Le conseil des gouverneurs de la Banque centrale européenne a, sans grande surprise, décidé de ne pas toucher aux taux directeurs de l’euro. Et il reste muet sur la situation française, officiellement du moins.

La BCE a décidé ce jeudi de laisser ses taux inchangés. La raison de ce statu quo est que, désormais, l’inflation s’est stabilisée : la hausse des prix à la consommation « se situe actuellement autour de l’objectif à moyen terme de 2 % et l’évaluation, par le Conseil des gouverneurs, des perspectives d’inflation est globalement inchangée », dit la BCE. Les projections d’inflation restent stables, elles aussi : la BCE prévoit 2,1 % en 2025, 1,7 % l’an prochain et 1,9 % en 2027.

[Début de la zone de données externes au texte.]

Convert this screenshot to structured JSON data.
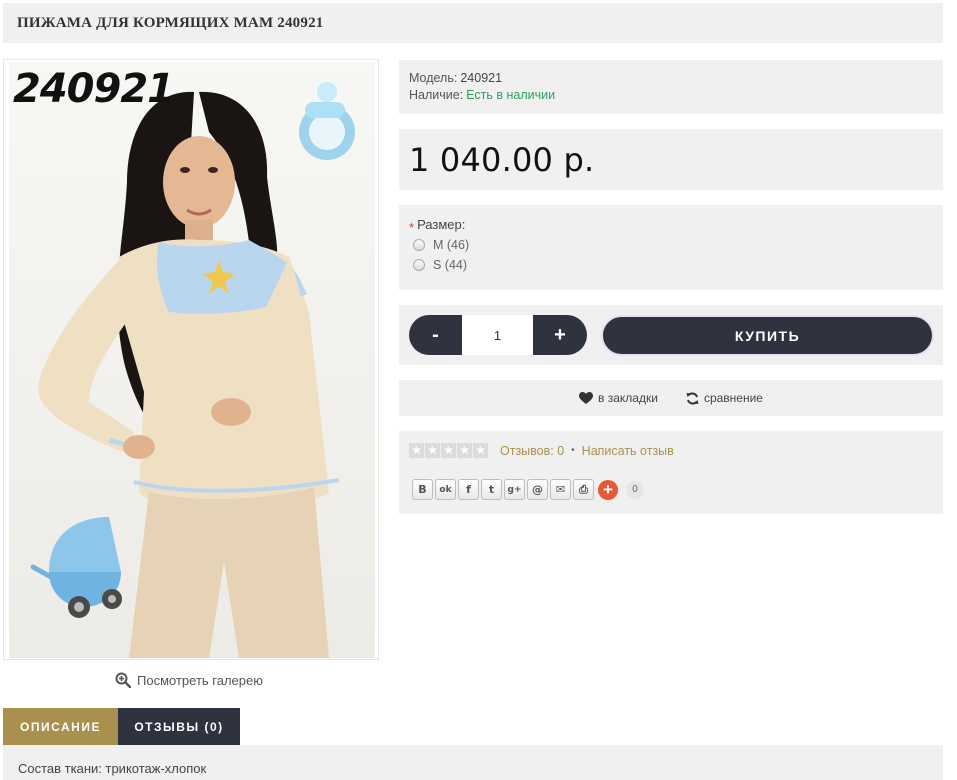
{
  "product": {
    "title": "ПИЖАМА ДЛЯ КОРМЯЩИХ МАМ 240921",
    "photo_code": "240921",
    "gallery_label": "Посмотреть галерею"
  },
  "info": {
    "model_label": "Модель:",
    "model_value": "240921",
    "availability_label": "Наличие:",
    "availability_value": "Есть в наличии"
  },
  "price": "1 040.00 р.",
  "options": {
    "required_mark": "*",
    "size_label": "Размер:",
    "sizes": [
      {
        "label": "M (46)",
        "selected": false
      },
      {
        "label": "S (44)",
        "selected": false
      }
    ]
  },
  "purchase": {
    "minus_label": "-",
    "plus_label": "+",
    "quantity": "1",
    "buy_label": "КУПИТЬ"
  },
  "links": {
    "wishlist_label": "в закладки",
    "compare_label": "сравнение"
  },
  "reviews": {
    "stars_filled": 0,
    "stars_total": 5,
    "count_label": "Отзывов: 0",
    "separator": "•",
    "write_label": "Написать отзыв"
  },
  "share": {
    "buttons": [
      {
        "name": "vk-icon",
        "glyph": "В"
      },
      {
        "name": "odnoklassniki-icon",
        "glyph": "ok"
      },
      {
        "name": "facebook-icon",
        "glyph": "f"
      },
      {
        "name": "twitter-icon",
        "glyph": "t"
      },
      {
        "name": "google-plus-icon",
        "glyph": "g+"
      },
      {
        "name": "mail-ru-icon",
        "glyph": "@"
      },
      {
        "name": "email-icon",
        "glyph": "✉"
      },
      {
        "name": "print-icon",
        "glyph": "⎙"
      }
    ],
    "more_glyph": "+",
    "count": "0"
  },
  "tabs": {
    "description": "ОПИСАНИЕ",
    "reviews": "ОТЗЫВЫ (0)"
  },
  "description_text": "Состав ткани: трикотаж-хлопок",
  "colors": {
    "accent_gold": "#a9904c",
    "dark_navy": "#2f3340",
    "in_stock_green": "#2e9e5f",
    "panel_gray": "#f0f0f0"
  }
}
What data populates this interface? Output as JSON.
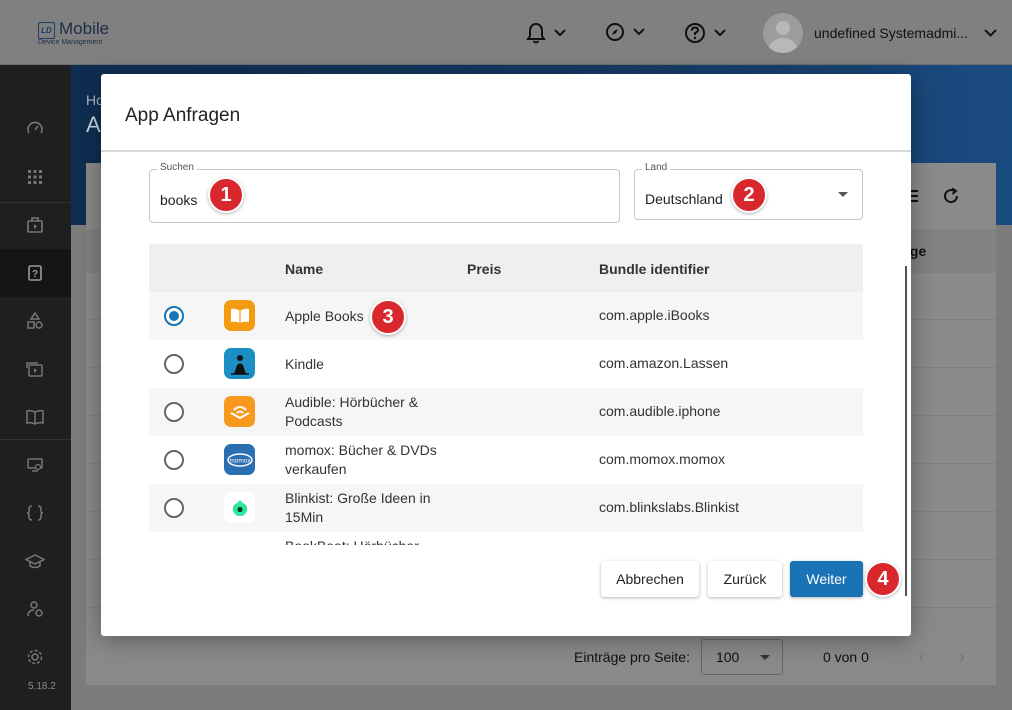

La présidente de la BCE, Christine Lagarde, a répété ce qu’elle avait déjà dit précédemment : la banque centrale est bien positionnée. Le trio de taux directeurs reste donc au même niveau : le taux d’intérêt de la facilité de dépôt à 2%, le taux des opérations principales de refinancement à 2,15% et celui de la facilité de prêt marginal à 2,40%.

Préoccupant, ou non ?

Mais les questions les plus sensibles, lors de la conférence de presse, concernaient bien évidemment la situation française. Christine Lagarde a répété le principe général : l’institution ne commente pas la situation précise d’un pays particulier. Mais elle a voulu adresser un message rassurant, plus rassurant que ce qu’elle avait déclaré sur une radio française la semaine dernière, quand elle avait indiqué : « Tous les risques de chute de gouvernements dans tous les pays de la zone euro sont préoccupants ».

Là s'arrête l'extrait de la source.